As if on cue, he putters around the bend in his golf cart. Flossie gives him the skunk eye, and he carefully tootles around her. He swings into the driveway, just missing the porch, and clambers out.
He's had another glorious day, little animalcules! His eyes twinkle. His socks droop. His white beard has grown so long, he could definitely pass for Santa, if he gained a hundred pounds. When he goes inside, he leaves a little shimmer of joy behind him on the porch.
“Your father's the happiest adult I ever met.”
“I know. It gets on my nerves sometimes.”
“Really? I wouldn't mind some happy parents, myself.”
They rock in their chairs. The day's light is dwindling fast.
“He loves what he does,” Jasper says. “Every day, he loves it. He's not in it for the fame. Darwin didn't do it alone, you know. You rarely hear about the other scientists who contributed to his theories, but he couldn't have done it without them. What Father finds out on Moonpenny could help unlock new secrets about the origins of species. That's enough for him, I guess.” Her deep laugh. “The trilobite's his hero! Try and get more humble than that.”

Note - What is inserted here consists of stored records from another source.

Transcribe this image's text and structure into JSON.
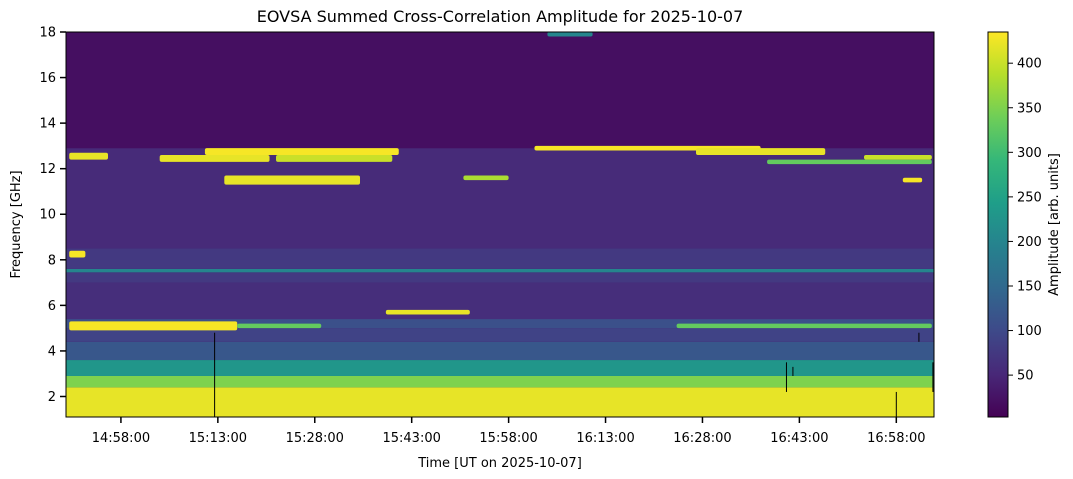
{
  "chart_data": {
    "type": "heatmap",
    "title": "EOVSA Summed Cross-Correlation Amplitude for 2025-10-07",
    "xlabel": "Time [UT on 2025-10-07]",
    "ylabel": "Frequency [GHz]",
    "colorbar_label": "Amplitude [arb. units]",
    "colormap": "viridis",
    "xlim": [
      "14:49:30",
      "17:03:50"
    ],
    "ylim": [
      1.1,
      18.0
    ],
    "clim": [
      3,
      435
    ],
    "x_ticks": [
      "14:58:00",
      "15:13:00",
      "15:28:00",
      "15:43:00",
      "15:58:00",
      "16:13:00",
      "16:28:00",
      "16:43:00",
      "16:58:00"
    ],
    "y_ticks": [
      2,
      4,
      6,
      8,
      10,
      12,
      14,
      16,
      18
    ],
    "colorbar_ticks": [
      50,
      100,
      150,
      200,
      250,
      300,
      350,
      400
    ],
    "grid": false,
    "background_level": 30,
    "band_profile": [
      {
        "f0": 1.1,
        "f1": 2.4,
        "value": 420
      },
      {
        "f0": 2.4,
        "f1": 2.9,
        "value": 350
      },
      {
        "f0": 2.9,
        "f1": 3.6,
        "value": 230
      },
      {
        "f0": 3.6,
        "f1": 4.4,
        "value": 120
      },
      {
        "f0": 4.4,
        "f1": 5.0,
        "value": 90
      },
      {
        "f0": 5.0,
        "f1": 5.4,
        "value": 110
      },
      {
        "f0": 5.4,
        "f1": 7.0,
        "value": 60
      },
      {
        "f0": 7.0,
        "f1": 7.45,
        "value": 75
      },
      {
        "f0": 7.45,
        "f1": 7.6,
        "value": 200
      },
      {
        "f0": 7.6,
        "f1": 8.5,
        "value": 75
      },
      {
        "f0": 8.5,
        "f1": 12.9,
        "value": 55
      },
      {
        "f0": 12.9,
        "f1": 18.0,
        "value": 20
      }
    ],
    "bright_regions": [
      {
        "t0": "14:50:00",
        "t1": "14:52:30",
        "f0": 8.1,
        "f1": 8.4,
        "value": 430
      },
      {
        "t0": "14:50:00",
        "t1": "15:16:00",
        "f0": 4.9,
        "f1": 5.3,
        "value": 430
      },
      {
        "t0": "15:16:00",
        "t1": "15:29:00",
        "f0": 5.0,
        "f1": 5.2,
        "value": 330
      },
      {
        "t0": "15:39:00",
        "t1": "15:52:00",
        "f0": 5.6,
        "f1": 5.8,
        "value": 420
      },
      {
        "t0": "16:24:00",
        "t1": "17:03:30",
        "f0": 5.0,
        "f1": 5.2,
        "value": 330
      },
      {
        "t0": "14:50:00",
        "t1": "14:56:00",
        "f0": 12.4,
        "f1": 12.7,
        "value": 420
      },
      {
        "t0": "15:04:00",
        "t1": "15:21:00",
        "f0": 12.3,
        "f1": 12.6,
        "value": 420
      },
      {
        "t0": "15:11:00",
        "t1": "15:41:00",
        "f0": 12.6,
        "f1": 12.9,
        "value": 430
      },
      {
        "t0": "15:22:00",
        "t1": "15:40:00",
        "f0": 12.3,
        "f1": 12.6,
        "value": 400
      },
      {
        "t0": "15:14:00",
        "t1": "15:35:00",
        "f0": 11.3,
        "f1": 11.7,
        "value": 420
      },
      {
        "t0": "15:51:00",
        "t1": "15:58:00",
        "f0": 11.5,
        "f1": 11.7,
        "value": 380
      },
      {
        "t0": "16:02:00",
        "t1": "16:37:00",
        "f0": 12.8,
        "f1": 13.0,
        "value": 430
      },
      {
        "t0": "16:27:00",
        "t1": "16:47:00",
        "f0": 12.6,
        "f1": 12.9,
        "value": 420
      },
      {
        "t0": "16:38:00",
        "t1": "17:03:30",
        "f0": 12.2,
        "f1": 12.4,
        "value": 330
      },
      {
        "t0": "16:53:00",
        "t1": "17:03:30",
        "f0": 12.4,
        "f1": 12.6,
        "value": 400
      },
      {
        "t0": "16:59:00",
        "t1": "17:02:00",
        "f0": 11.4,
        "f1": 11.6,
        "value": 430
      },
      {
        "t0": "16:04:00",
        "t1": "16:11:00",
        "f0": 17.8,
        "f1": 18.0,
        "value": 200
      }
    ],
    "dark_lines": [
      {
        "t": "15:12:30",
        "f0": 1.1,
        "f1": 4.8
      },
      {
        "t": "16:41:00",
        "f0": 2.2,
        "f1": 3.5
      },
      {
        "t": "16:42:00",
        "f0": 2.9,
        "f1": 3.3
      },
      {
        "t": "17:01:30",
        "f0": 4.4,
        "f1": 4.8
      },
      {
        "t": "16:58:00",
        "f0": 1.1,
        "f1": 2.2
      },
      {
        "t": "17:03:40",
        "f0": 2.2,
        "f1": 3.5
      }
    ]
  }
}
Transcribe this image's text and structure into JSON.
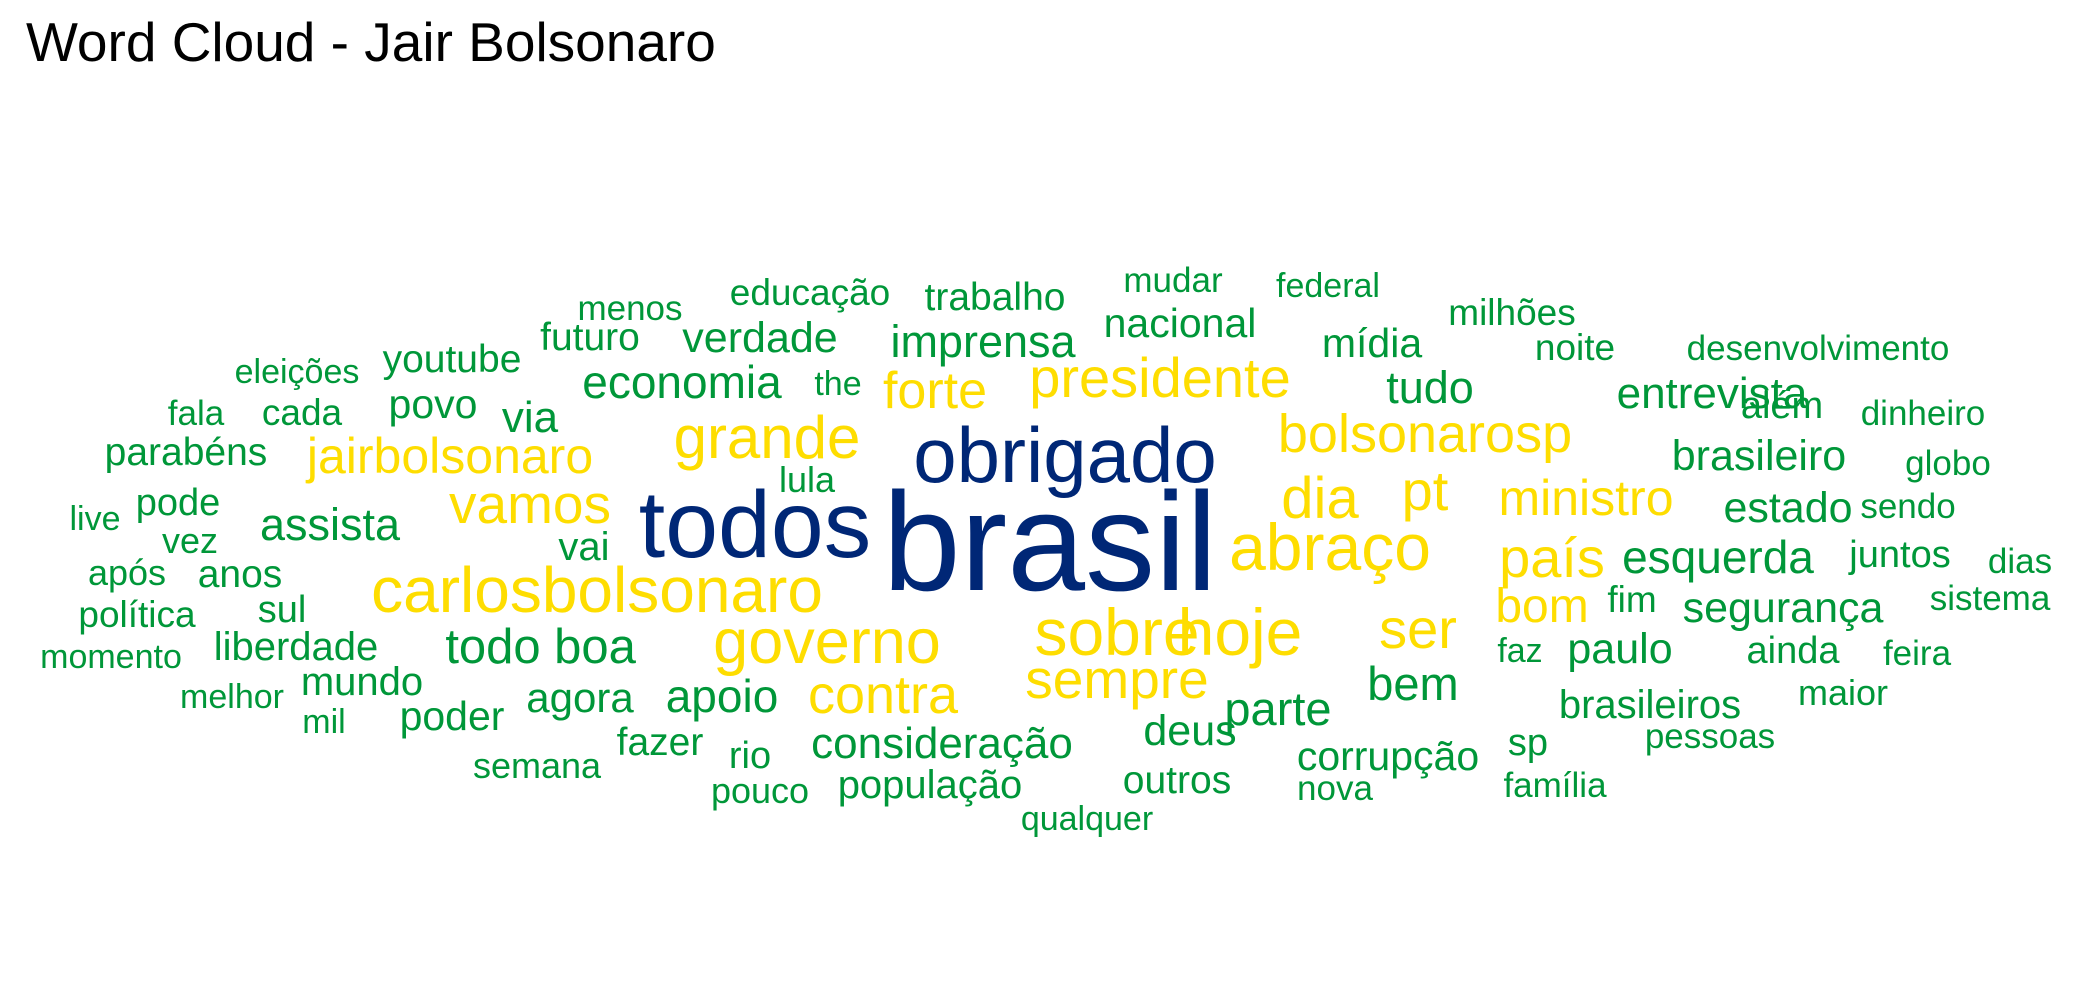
{
  "title": "Word Cloud - Jair Bolsonaro",
  "colors": {
    "top": "#002776",
    "high": "#FEDD00",
    "low": "#009739"
  },
  "chart_data": {
    "type": "wordcloud",
    "title": "Word Cloud - Jair Bolsonaro",
    "words": [
      {
        "text": "brasil",
        "tier": "top"
      },
      {
        "text": "todos",
        "tier": "top"
      },
      {
        "text": "obrigado",
        "tier": "top"
      },
      {
        "text": "carlosbolsonaro",
        "tier": "high"
      },
      {
        "text": "abraço",
        "tier": "high"
      },
      {
        "text": "hoje",
        "tier": "high"
      },
      {
        "text": "sobre",
        "tier": "high"
      },
      {
        "text": "governo",
        "tier": "high"
      },
      {
        "text": "grande",
        "tier": "high"
      },
      {
        "text": "presidente",
        "tier": "high"
      },
      {
        "text": "bolsonarosp",
        "tier": "high"
      },
      {
        "text": "vamos",
        "tier": "high"
      },
      {
        "text": "dia",
        "tier": "high"
      },
      {
        "text": "pt",
        "tier": "high"
      },
      {
        "text": "país",
        "tier": "high"
      },
      {
        "text": "ser",
        "tier": "high"
      },
      {
        "text": "sempre",
        "tier": "high"
      },
      {
        "text": "contra",
        "tier": "high"
      },
      {
        "text": "forte",
        "tier": "high"
      },
      {
        "text": "jairbolsonaro",
        "tier": "high"
      },
      {
        "text": "ministro",
        "tier": "high"
      },
      {
        "text": "bom",
        "tier": "high"
      },
      {
        "text": "esquerda",
        "tier": "low"
      },
      {
        "text": "economia",
        "tier": "low"
      },
      {
        "text": "imprensa",
        "tier": "low"
      },
      {
        "text": "entrevista",
        "tier": "low"
      },
      {
        "text": "segurança",
        "tier": "low"
      },
      {
        "text": "brasileiro",
        "tier": "low"
      },
      {
        "text": "estado",
        "tier": "low"
      },
      {
        "text": "verdade",
        "tier": "low"
      },
      {
        "text": "nacional",
        "tier": "low"
      },
      {
        "text": "tudo",
        "tier": "low"
      },
      {
        "text": "mídia",
        "tier": "low"
      },
      {
        "text": "parte",
        "tier": "low"
      },
      {
        "text": "bem",
        "tier": "low"
      },
      {
        "text": "boa",
        "tier": "low"
      },
      {
        "text": "todo",
        "tier": "low"
      },
      {
        "text": "assista",
        "tier": "low"
      },
      {
        "text": "consideração",
        "tier": "low"
      },
      {
        "text": "corrupção",
        "tier": "low"
      },
      {
        "text": "brasileiros",
        "tier": "low"
      },
      {
        "text": "paulo",
        "tier": "low"
      },
      {
        "text": "apoio",
        "tier": "low"
      },
      {
        "text": "deus",
        "tier": "low"
      },
      {
        "text": "liberdade",
        "tier": "low"
      },
      {
        "text": "agora",
        "tier": "low"
      },
      {
        "text": "poder",
        "tier": "low"
      },
      {
        "text": "mundo",
        "tier": "low"
      },
      {
        "text": "povo",
        "tier": "low"
      },
      {
        "text": "via",
        "tier": "low"
      },
      {
        "text": "youtube",
        "tier": "low"
      },
      {
        "text": "futuro",
        "tier": "low"
      },
      {
        "text": "trabalho",
        "tier": "low"
      },
      {
        "text": "educação",
        "tier": "low"
      },
      {
        "text": "parabéns",
        "tier": "low"
      },
      {
        "text": "população",
        "tier": "low"
      },
      {
        "text": "fazer",
        "tier": "low"
      },
      {
        "text": "outros",
        "tier": "low"
      },
      {
        "text": "anos",
        "tier": "low"
      },
      {
        "text": "além",
        "tier": "low"
      },
      {
        "text": "juntos",
        "tier": "low"
      },
      {
        "text": "ainda",
        "tier": "low"
      },
      {
        "text": "maior",
        "tier": "low"
      },
      {
        "text": "milhões",
        "tier": "low"
      },
      {
        "text": "noite",
        "tier": "low"
      },
      {
        "text": "mudar",
        "tier": "low"
      },
      {
        "text": "federal",
        "tier": "low"
      },
      {
        "text": "desenvolvimento",
        "tier": "low"
      },
      {
        "text": "dinheiro",
        "tier": "low"
      },
      {
        "text": "globo",
        "tier": "low"
      },
      {
        "text": "sendo",
        "tier": "low"
      },
      {
        "text": "dias",
        "tier": "low"
      },
      {
        "text": "sistema",
        "tier": "low"
      },
      {
        "text": "feira",
        "tier": "low"
      },
      {
        "text": "pessoas",
        "tier": "low"
      },
      {
        "text": "sp",
        "tier": "low"
      },
      {
        "text": "família",
        "tier": "low"
      },
      {
        "text": "nova",
        "tier": "low"
      },
      {
        "text": "qualquer",
        "tier": "low"
      },
      {
        "text": "pouco",
        "tier": "low"
      },
      {
        "text": "rio",
        "tier": "low"
      },
      {
        "text": "semana",
        "tier": "low"
      },
      {
        "text": "menos",
        "tier": "low"
      },
      {
        "text": "eleições",
        "tier": "low"
      },
      {
        "text": "fala",
        "tier": "low"
      },
      {
        "text": "cada",
        "tier": "low"
      },
      {
        "text": "live",
        "tier": "low"
      },
      {
        "text": "pode",
        "tier": "low"
      },
      {
        "text": "vez",
        "tier": "low"
      },
      {
        "text": "após",
        "tier": "low"
      },
      {
        "text": "sul",
        "tier": "low"
      },
      {
        "text": "política",
        "tier": "low"
      },
      {
        "text": "momento",
        "tier": "low"
      },
      {
        "text": "melhor",
        "tier": "low"
      },
      {
        "text": "mil",
        "tier": "low"
      },
      {
        "text": "lula",
        "tier": "low"
      },
      {
        "text": "vai",
        "tier": "low"
      },
      {
        "text": "the",
        "tier": "low"
      },
      {
        "text": "fim",
        "tier": "low"
      },
      {
        "text": "faz",
        "tier": "low"
      }
    ]
  }
}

Flor thinks of her own father. Him and his unmappable ways of the heart. Out in the road,
Flossie Magruder quits scratching. Her ears go on high alert. Two seconds later, Perry Pinch's pickup zooms around the curve. Going way too fast. Way too fast! Middle of the road. Spitting gravel. Flossie freezes. Flor and Jasper leap from their rockers.
“Flossie!” they scream as one. “Look out!”
The old cat levitates, all four paws in the air. A blood-chilling yowl, a streak of fur hurtling into the ditch at the side of the road. A dust cloud where the truck was.